Tell us how the product performed overall when used for its designed purpose
It performed well, the Mips system sits well in it and it was comfortable for extended riding times.
Tell us what you particularly liked about the product
I think it looks really good, with a low profile avoiding 'mushroom head'.
Tell us what you particularly disliked about the product
If I had to choose something, perhaps the straps could be better placed to avoid twisting. However, this isn't a huge issue at all.
Did you enjoy using the product? Yes
Would you consider buying the product? Yes
Would you recommend the product to a friend?

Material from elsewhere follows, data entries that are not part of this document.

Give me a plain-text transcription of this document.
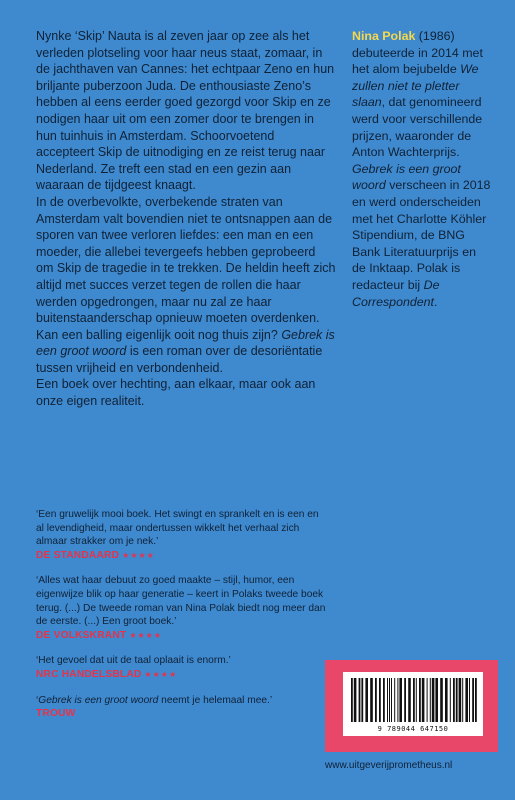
Nynke ‘Skip’ Nauta is al zeven jaar op zee als het verleden plotseling voor haar neus staat, zomaar, in de jachthaven van Cannes: het echtpaar Zeno en hun briljante puberzoon Juda. De enthousiaste Zeno’s hebben al eens eerder goed gezorgd voor Skip en ze nodigen haar uit om een zomer door te brengen in hun tuinhuis in Amsterdam. Schoorvoetend accepteert Skip de uitnodiging en ze reist terug naar Nederland. Ze treft een stad en een gezin aan waaraan de tijdgeest knaagt.

In de overbevolkte, overbekende straten van Amsterdam valt bovendien niet te ontsnappen aan de sporen van twee verloren liefdes: een man en een moeder, die allebei tevergeefs hebben geprobeerd om Skip de tragedie in te trekken. De heldin heeft zich altijd met succes verzet tegen de rollen die haar werden opgedrongen, maar nu zal ze haar buitenstaanderschap opnieuw moeten overdenken. Kan een balling eigenlijk ooit nog thuis zijn? Gebrek is een groot woord is een roman over de desoriëntatie tussen vrijheid en verbondenheid.

Een boek over hechting, aan elkaar, maar ook aan onze eigen realiteit.

Nina Polak (1986) debuteerde in 2014 met het alom bejubelde We zullen niet te pletter slaan, dat genomineerd werd voor verschillende prijzen, waaronder de Anton Wachterprijs. Gebrek is een groot woord verscheen in 2018 en werd onderscheiden met het Charlotte Köhler Stipendium, de BNG Bank Literatuurprijs en de Inktaap. Polak is redacteur bij De Correspondent.
‘Een gruwelijk mooi boek. Het swingt en sprankelt en is een en al levendigheid, maar ondertussen wikkelt het verhaal zich almaar strakker om je nek.’
DE STANDAARD ★★★★
‘Alles wat haar debuut zo goed maakte – stijl, humor, een eigenwijze blik op haar generatie – keert in Polaks tweede boek terug. (...) De tweede roman van Nina Polak biedt nog meer dan de eerste. (...) Een groot boek.’
DE VOLKSKRANT ★★★★
‘Het gevoel dat uit de taal oplaait is enorm.’
NRC HANDELSBLAD ★★★★
‘Gebrek is een groot woord neemt je helemaal mee.’
TROUW
9 789044 647150
www.uitgeverijprometheus.nl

Yes
Use this box to explain your score
A strong performing helmet that manages to include the Mips system without it impacting on the performance of other areas.
About the tester
I usually ride: Cannondale Supersix Evo 6 My best bike is:
I've been riding for: 5-10 years I ride: Every day I would class myself as: Experienced
I regularly do the following types of riding: commuting, club rides, sportives, general fitness riding, fixed/singlespeed, mountain biking
George spends his days flitting between writing about data, running business magazines and writing about sports technology. The latter gave him the impetus (excuse) to get even further into the cycling world before taking the dive and starting his own cycling sites and writing for Road.cc.
When he is not writing about cycling, he is either out on his bike cursing not living in the countryside or boring anybody who will listen about the latest pro peloton/cycling tech/cycling infrastructure projects.